From the moment of startup, small business owners must be concerned with establishing and exploiting their competitive advantage. The first step in this process is to determine the unique customer benefits which they provide and which their competitors do not.
The benefits which convey a competitive advantage should then be captured in a Unique Positioning Statement (or UPS). As it name implies, the UPS positions your competitive advantage against the backdrop of what you competition offers.
This tutorial demonstrates the place of your UPS as the underpinning of your marketing plan. Then it gives you step-by-step guidance on how to draft and refine a powerful positioning statement.
Author: Mike Armour
What Makes Your Business Unique?
Branding Yourself in the Customer's Eyes
Part 1 of a Four-Part Tutorial
In the 1940s, as the advertising industry was truly coming of age, marketing firms developed the concept of the Unique Selling Proposition, or USP for short.
The USP was a way to keep every advertising effort appropriately focused. Each advertising campaign, so the theory went, should set a single proposition before the buyer. And this proposition should be unique compared to what any competitor was offering. Hence, the Unique Selling Proposition.
Later, USPs were also utilized to govern the marketing of specific products across multiple campaigns. Think of Hallmark Card's historic tag line, "When you care enough to send the very best." Even though this slogan was not itself a USP, it spelled out the "quality" proposition that was part of every Hallmark advertising campaign.
Eventually businesses began developing USPs for the entire company. This worked best for companies with a singular line of products or services, as opposed to companies which offered a conglomerate of products. Enterprise Rent-a-Car's famous "We pick you up" is a good example. Of all the major car rental agencies, only Enterprise offered the convenience of bringing the car to you — the only one, that is, until their success led competitors to offer a look-alike service.
USP Gives Way to UPS
Today the USP is increasingly being set aside in favor of a slightly different concept, the Unique Positioning Statement, or UPS. Whereas the USP originally guided a single advertising campaign or the way that a specific product was sold, your Unique Positioning Statement governs the way your entire business presents itself to the public. It's the way you want to be branded in the mind of your customers. In this regard the Enterprise Rent-a-Car tag line was something of a crossover from a USP to a UPS.
As its name implies, the purpose of a Unique Positioning Statement is to position you against the backdrop of your competition. It spells out the value (or benefit) that customers receive by doing business with you instead of your competitors.
To give you an example, here is the UPS for Startups After 50:
Startups After 50 is the only one-stop site on the web with comprehensive business-development resources specifically tailored for men and women who start a business at mid-career or beyond.

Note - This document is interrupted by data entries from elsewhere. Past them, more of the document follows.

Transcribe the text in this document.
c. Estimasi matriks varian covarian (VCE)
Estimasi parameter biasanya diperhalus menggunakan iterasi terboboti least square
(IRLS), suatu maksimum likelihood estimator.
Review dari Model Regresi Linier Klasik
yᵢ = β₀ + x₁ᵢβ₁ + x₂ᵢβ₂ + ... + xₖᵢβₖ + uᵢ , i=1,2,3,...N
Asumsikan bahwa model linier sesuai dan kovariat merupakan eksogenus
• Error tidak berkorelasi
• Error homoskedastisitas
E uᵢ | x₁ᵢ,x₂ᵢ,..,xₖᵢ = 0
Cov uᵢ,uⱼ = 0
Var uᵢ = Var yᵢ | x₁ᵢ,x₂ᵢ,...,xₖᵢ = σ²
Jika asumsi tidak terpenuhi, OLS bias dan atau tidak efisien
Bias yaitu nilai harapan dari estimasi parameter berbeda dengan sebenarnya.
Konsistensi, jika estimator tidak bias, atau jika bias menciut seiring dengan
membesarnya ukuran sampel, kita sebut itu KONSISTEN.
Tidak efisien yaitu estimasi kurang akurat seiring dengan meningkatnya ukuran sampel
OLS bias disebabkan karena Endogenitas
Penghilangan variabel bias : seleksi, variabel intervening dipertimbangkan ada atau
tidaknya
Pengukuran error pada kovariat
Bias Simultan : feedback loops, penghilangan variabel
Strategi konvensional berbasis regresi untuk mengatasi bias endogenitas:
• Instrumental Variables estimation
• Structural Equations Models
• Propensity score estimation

Notice the components of this UPS. It identifies
- the product or service that we offer ("comprehensive business-development resources")
- our target customer ("men and women who start a business at mid-career or beyond;")

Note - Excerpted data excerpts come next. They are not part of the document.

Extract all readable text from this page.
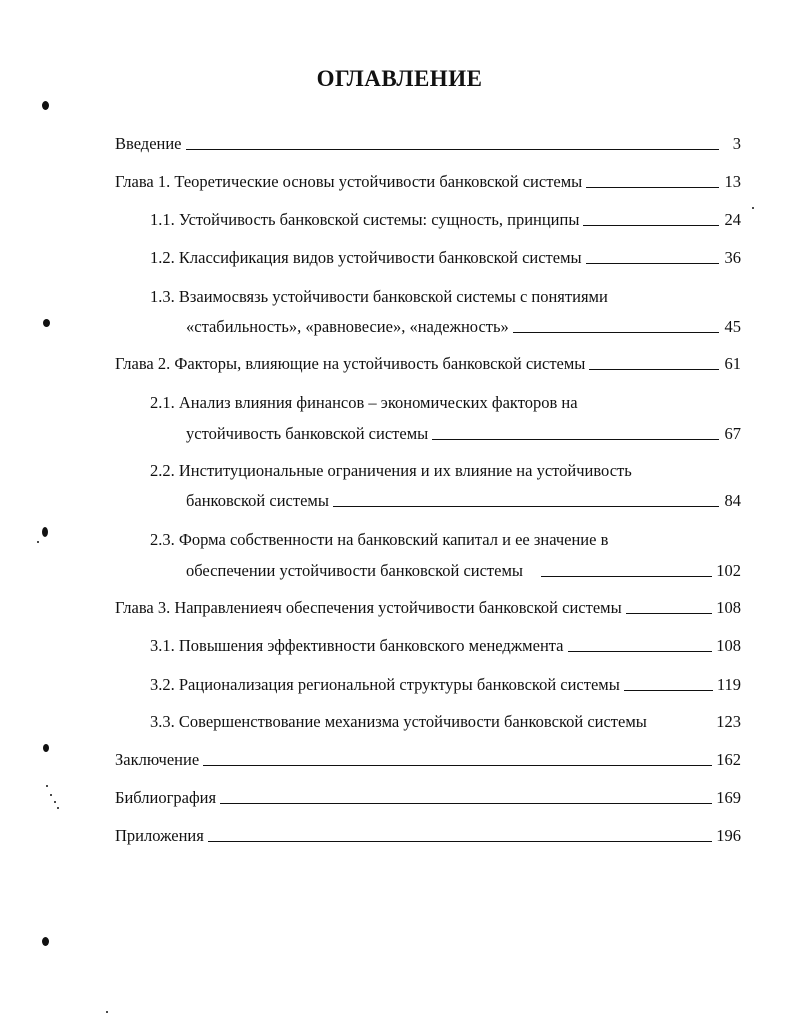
ОГЛАВЛЕНИЕ
Введение	3
Глава 1. Теоретические основы устойчивости банковской системы	13
1.1. Устойчивость банковской системы: сущность, принципы	24
1.2. Классификация видов устойчивости банковской системы	36
1.3. Взаимосвязь устойчивости банковской системы с понятиями
«стабильность», «равновесие», «надежность»	45
Глава 2. Факторы, влияющие на устойчивость банковской системы	61
2.1. Анализ влияния финансов – экономических факторов на
устойчивость банковской системы	67
2.2. Институциональные ограничения и их влияние на устойчивость
банковской системы	84
2.3. Форма собственности на банковский капитал и ее значение в
обеспечении устойчивости банковской системы	102
Глава 3. Направлениеяч обеспечения устойчивости банковской системы	108
3.1. Повышения эффективности банковского менеджмента	108
3.2. Рационализация региональной структуры банковской системы	119
3.3. Совершенствование механизма устойчивости банковской системы	123
Заключение	162
Библиография	169
Приложения	196
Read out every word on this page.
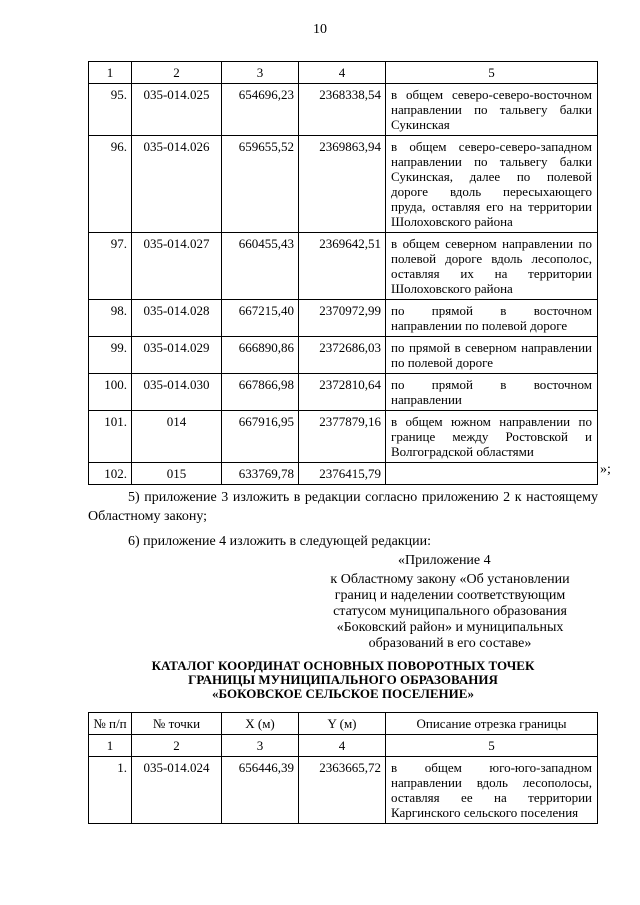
10
1	2	3	4	5
95.	035-014.025	654696,23	2368338,54	в общем северо-северо-восточном направлении по тальвегу балки Сукинская
96.	035-014.026	659655,52	2369863,94	в общем северо-северо-западном направлении по тальвегу балки Сукинская, далее по полевой дороге вдоль пересыхающего пруда, оставляя его на территории Шолоховского района
97.	035-014.027	660455,43	2369642,51	в общем северном направлении по полевой дороге вдоль лесополос, оставляя их на территории Шолоховского района
98.	035-014.028	667215,40	2370972,99	по прямой в восточном направлении по полевой дороге
99.	035-014.029	666890,86	2372686,03	по прямой в северном направлении по полевой дороге
100.	035-014.030	667866,98	2372810,64	по прямой в восточном направлении
101.	014	667916,95	2377879,16	в общем южном направлении по границе между Ростовской и Волгоградской областями
102.	015	633769,78	2376415,79		»;
5) приложение 3 изложить в редакции согласно приложению 2 к настоящему Областному закону;
6) приложение 4 изложить в следующей редакции:
«Приложение 4
к Областному закону «Об установлении
границ и наделении соответствующим
статусом муниципального образования
«Боковский район» и муниципальных
образований в его составе»
КАТАЛОГ КООРДИНАТ ОСНОВНЫХ ПОВОРОТНЫХ ТОЧЕК
ГРАНИЦЫ МУНИЦИПАЛЬНОГО ОБРАЗОВАНИЯ
«БОКОВСКОЕ СЕЛЬСКОЕ ПОСЕЛЕНИЕ»
№ п/п	№ точки	X (м)	Y (м)	Описание отрезка границы
1	2	3	4	5
1.	035-014.024	656446,39	2363665,72	в общем юго-юго-западном направлении вдоль лесополосы, оставляя ее на территории Каргинского сельского поселения
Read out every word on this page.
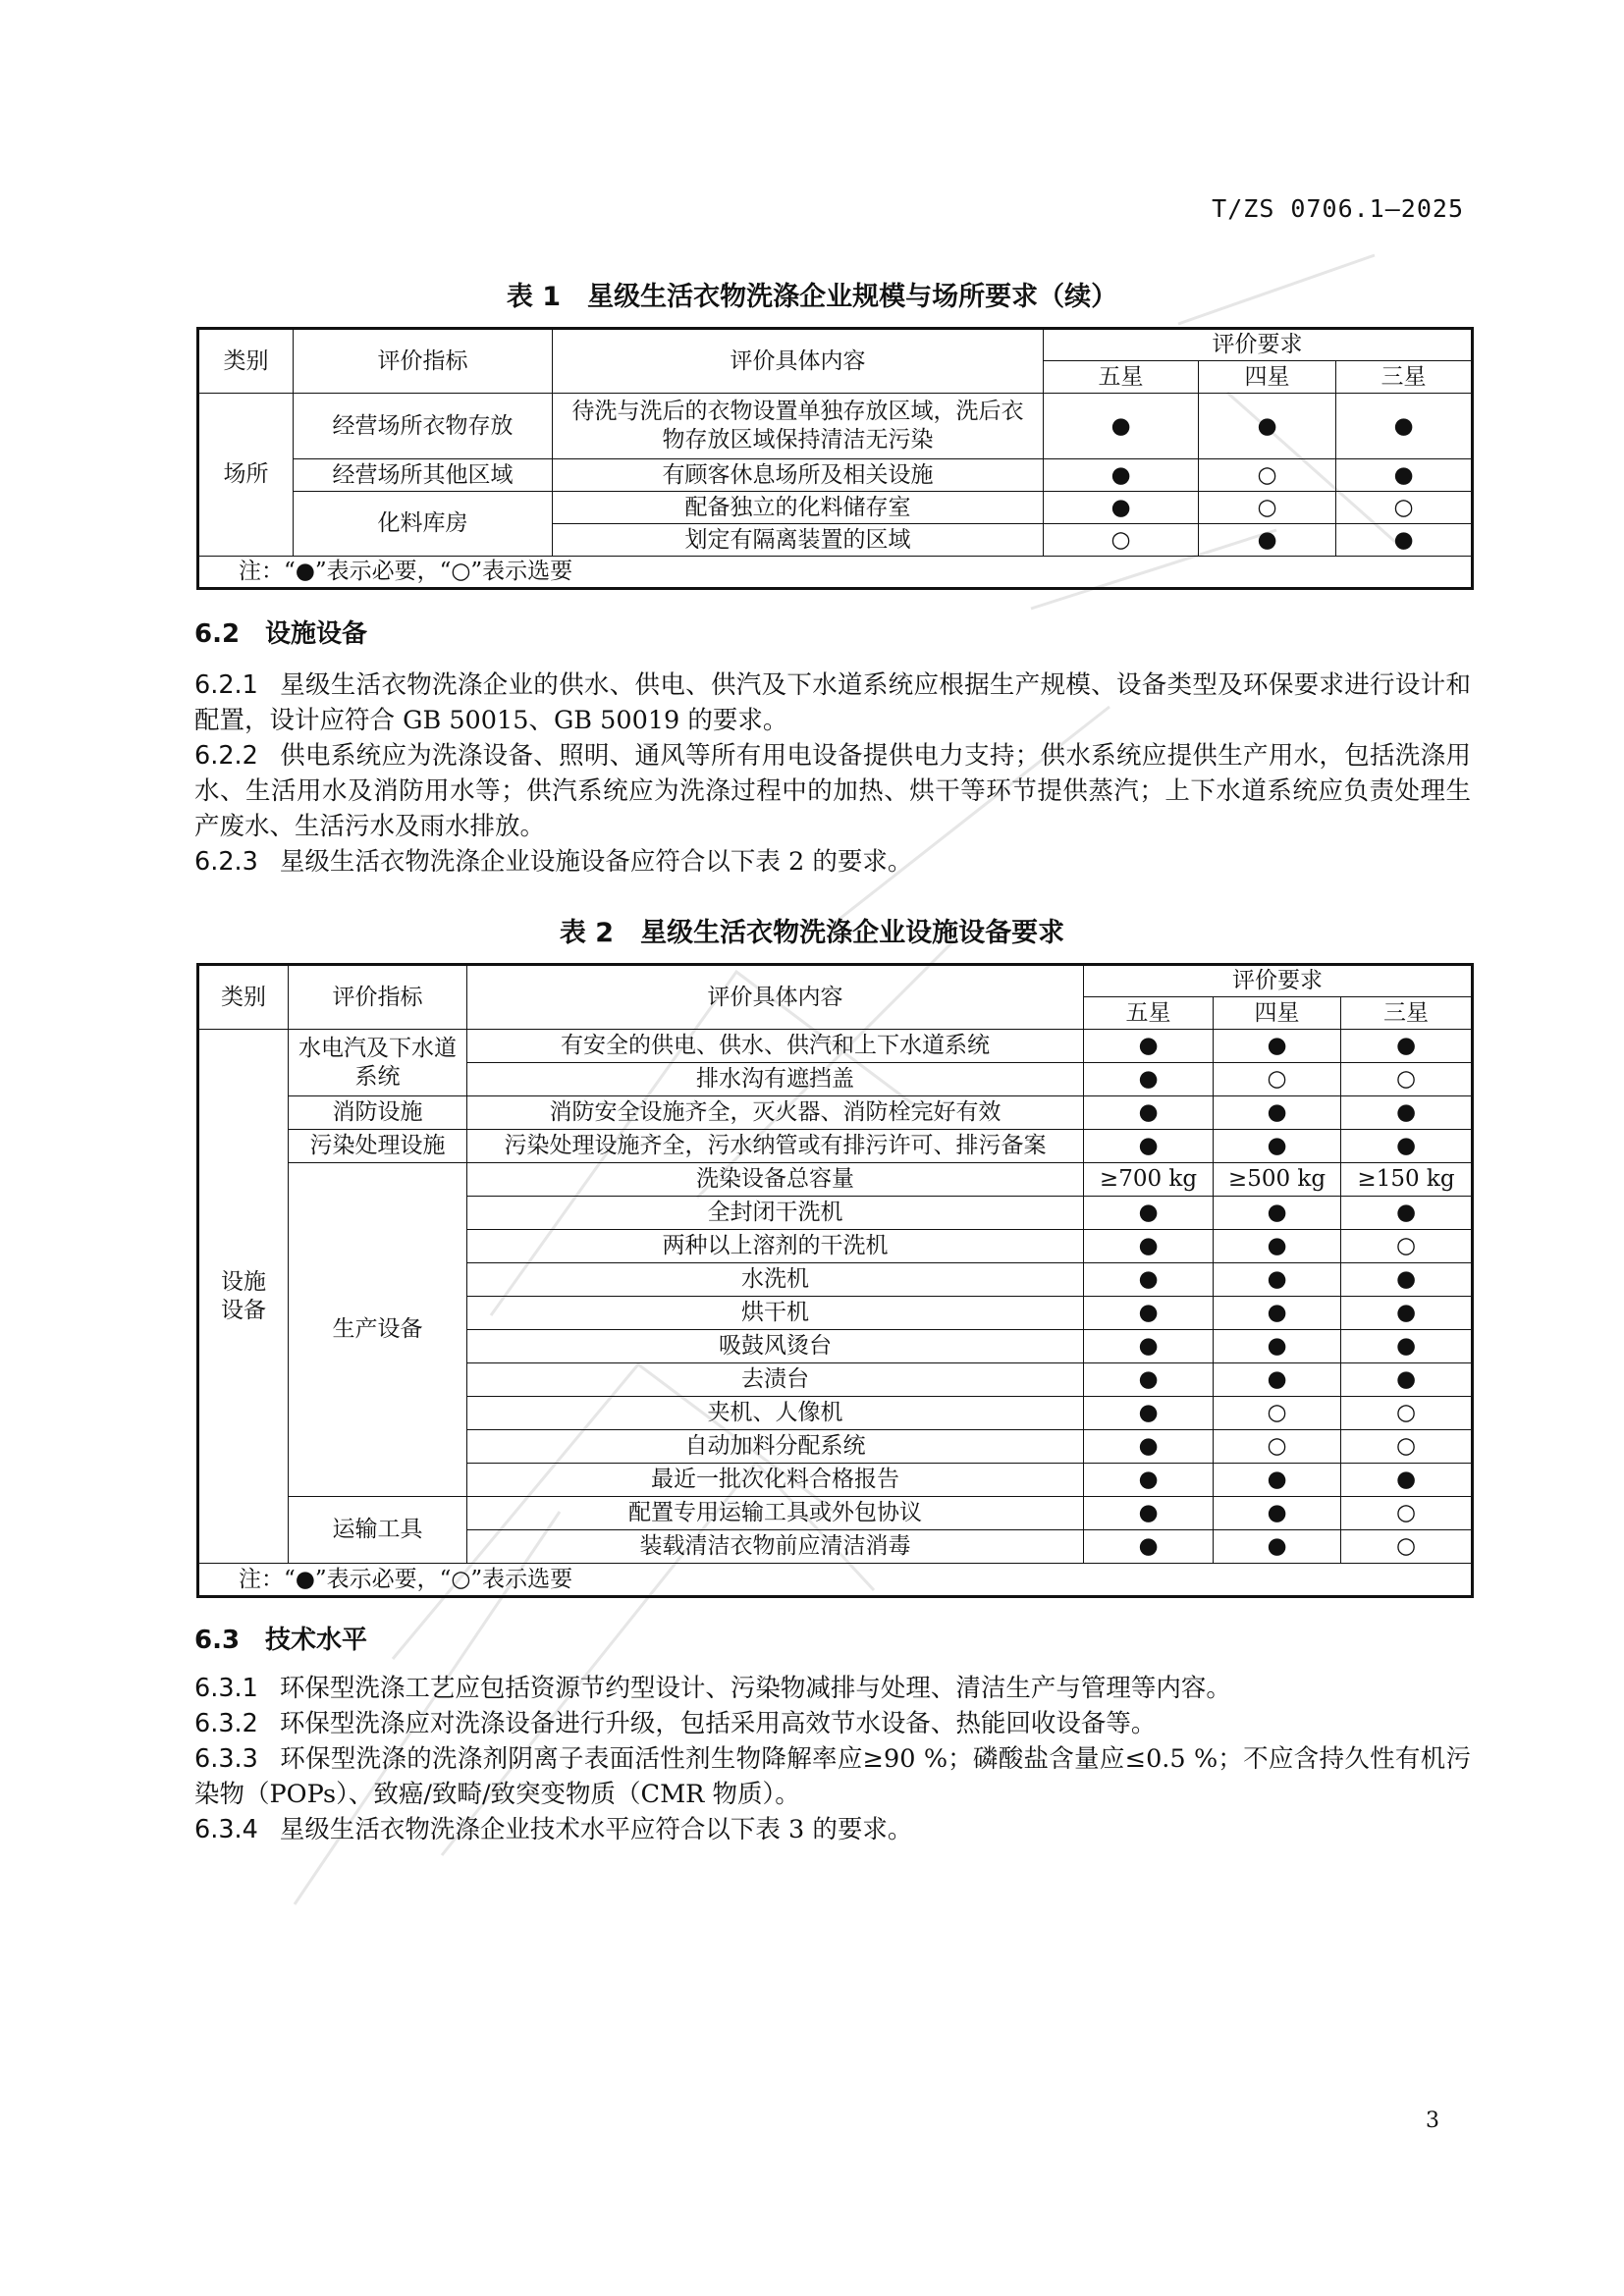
T/ZS 0706.1—2025
表 1　星级生活衣物洗涤企业规模与场所要求（续）
类别	评价指标	评价具体内容	评价要求		
			五星	四星	三星
场所	经营场所衣物存放	待洗与洗后的衣物设置单独存放区域，洗后衣物存放区域保持清洁无污染	●	●	●
	经营场所其他区域	有顾客休息场所及相关设施	●	○	●
	化料库房	配备独立的化料储存室	●	○	○
		划定有隔离装置的区域	○	●	●
注：“●”表示必要，“○”表示选要					
6.2　设施设备
6.2.1 星级生活衣物洗涤企业的供水、供电、供汽及下水道系统应根据生产规模、设备类型及环保要求进行设计和配置，设计应符合 GB 50015、GB 50019 的要求。
6.2.2 供电系统应为洗涤设备、照明、通风等所有用电设备提供电力支持；供水系统应提供生产用水，包括洗涤用水、生活用水及消防用水等；供汽系统应为洗涤过程中的加热、烘干等环节提供蒸汽；上下水道系统应负责处理生产废水、生活污水及雨水排放。
6.2.3 星级生活衣物洗涤企业设施设备应符合以下表 2 的要求。
表 2　星级生活衣物洗涤企业设施设备要求
类别	评价指标	评价具体内容	评价要求		
			五星	四星	三星
设施设备	水电汽及下水道系统	有安全的供电、供水、供汽和上下水道系统	●	●	●
		排水沟有遮挡盖	●	○	○
	消防设施	消防安全设施齐全，灭火器、消防栓完好有效	●	●	●
	污染处理设施	污染处理设施齐全，污水纳管或有排污许可、排污备案	●	●	●
	生产设备	洗染设备总容量	≥700 kg	≥500 kg	≥150 kg
		全封闭干洗机	●	●	●
		两种以上溶剂的干洗机	●	●	○
		水洗机	●	●	●
		烘干机	●	●	●
		吸鼓风烫台	●	●	●
		去渍台	●	●	●
		夹机、人像机	●	○	○
		自动加料分配系统	●	○	○
		最近一批次化料合格报告	●	●	●
	运输工具	配置专用运输工具或外包协议	●	●	○
		装载清洁衣物前应清洁消毒	●	●	○
注：“●”表示必要，“○”表示选要					
6.3　技术水平
6.3.1 环保型洗涤工艺应包括资源节约型设计、污染物减排与处理、清洁生产与管理等内容。
6.3.2 环保型洗涤应对洗涤设备进行升级，包括采用高效节水设备、热能回收设备等。
6.3.3 环保型洗涤的洗涤剂阴离子表面活性剂生物降解率应≥90 %；磷酸盐含量应≤0.5 %；不应含持久性有机污染物（POPs）、致癌/致畸/致突变物质（CMR 物质）。
6.3.4 星级生活衣物洗涤企业技术水平应符合以下表 3 的要求。
3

- and the unique benefit that we provide this customer (the convenience of a "one-stop site" with resources "specifically tailored" to customers in these circumstances)
A well-constructed UPS ought to contain these three elements as a minimum.
Setting the Tone for Your Marketing
Once your UPS is established, it should set the tone for your web site home page, your marketing materials, your elevator speech, and your sales presentations. It may not appear verbatim in any of these media. But its fingerprints should be all over them. For instance, if you look at the tag line at the top of this page, you will see phrasing taken directly from our Unique Positioning Statement.
From my experience as a business coach, I've concluded that it's far more helpful for business owners to focus on Unique Positioning Statements than on Unique Selling Propositions. Focusing on a Unique Selling Proposition invites us to see our primary task as selling something. In reality our primary task is positioning our business in the mind of customers so that they naturally gravitate to us when it's time to buy.
Today, you see, very few people want to be "sold" anything. In fact, they are likely to resent an effort to put a sales squeeze on them. On the other hand, people enjoy buying. But they want the decision to buy to feel like a choice that they have made on their own, not the result of someone "selling" them a product or service.
Your constant goal is to position your business in the eye of the customer so that his or her choice to buy from you is an easy one. Your UPS summarizes your sense of what that position should be.